Maybe Fine should have known his famously combative former boss wouldn’t take this lying down. On Thursday, Bezos accused AMI of blackmail for threatening to reveal the photos if he didn’t agree to the company’s terms. “I prefer to stand up, roll this log over, and see what crawls out,” Bezos wrote.

That’s placed Fine, who spent nine years at Amazon, at odds with Bezos in a dispute that’s pitted the world’s richest man against an aggressive tabloid led by an ally of President Donald Trump. AMI said in a statement Friday that it believed it had reported the stories on Bezos lawfully, but would investigate the accusations made by the executive.

Fine, who hasn’t responded to requests for comment, was a high-profile manager in Amazon’s books unit at a pivotal time, overseeing elements of the company’s push to get publishers on board with its Kindle e-reader and helping to set up Amazon’s publishing unit.

Amid mounting criticism of Amazon’s lack of corporate philanthropy, Fine proposed a grant program for authors and literary organizations, an effort that today is the company’s longest-running philanthropic program. “They let me run with it, essentially,” he told the Seattle Times last year.

“Look, we may be disruptive, and you may not agree with everything that we’re doing,” he told the newspaper, describing the pitch. “But certainly there’s common ground around the idea that creating new works, and the work of new authors, is essential to us continuing the literary tradition here.”

Recipients of those grants told the newspaper that Fine appeared genuinely committed to using his perch at Amazon to help authors, even as his company’s success upended the business models in the book industry that paid many of them.

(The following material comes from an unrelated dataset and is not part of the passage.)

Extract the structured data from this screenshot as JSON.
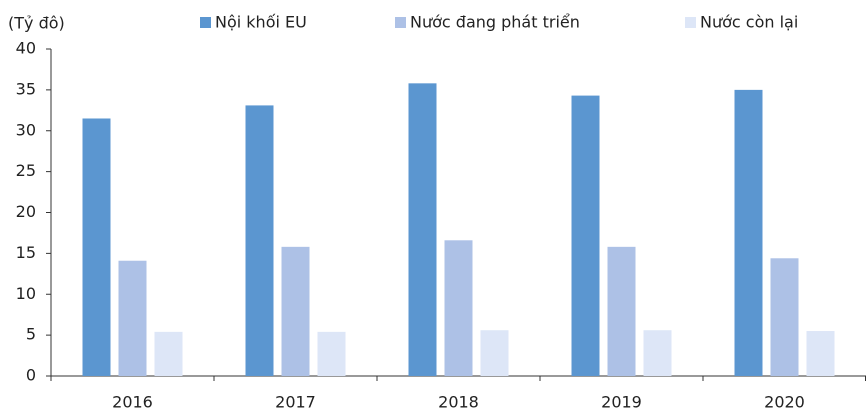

After he left Amazon, Fine joined the board of one of Amazon’s longtime grant recipients, an independent publishers’ group.

Fine, who describes himself as a First Amendment lawyer, built his career in New York advising news and entertainment television programs, including NBC News and “Saturday Night Live.” A self-described non-creative type in an industry full of them, he told acquaintances that he viewed his role as helping people who were more artistically inclined get their work out into the world.

He jumped from television to publishing in 2000, serving as counsel for the Alfred A. Knopf division of Random House.

It was there that Fine took an interest in Amazon, the online bookseller then making moves into electronic books and publishing that would rock New York’s publishing industry. Fine, according to a person with knowledge of his thinking, saw his role as a kind of interpreter between a data-driven, fast-moving technology company and a publishing industry built on personal relationships.

Fine was the rare executive at Amazon, a notoriously quiet company for most of its existence, who cut a public profile. He sports a beard and long curly sandy blond hair that sets him apart from suit-and-tie wearing attorneys. His appearance also makes him stand out in tweedier publishing circles. For years, Fine was Amazon’s de facto ambassador to his former colleagues in the publishing scene, showing up everywhere from book fairs in London to an event for creative types in digital media in Vancouver, British Columbia.

That travel took a toll, according to the person with knowledge of his thinking, and Fine left Amazon in 2015.

Two short stints at digital media companies followed. And in November, after AMI’s top lawyer left, reportedly in a clash with AMI Chief Executive Officer David Pecker, Fine joined the company as in-house deputy counsel. By then, according to the National Enquirer’s timeline, the publication had been investigating Bezos for months.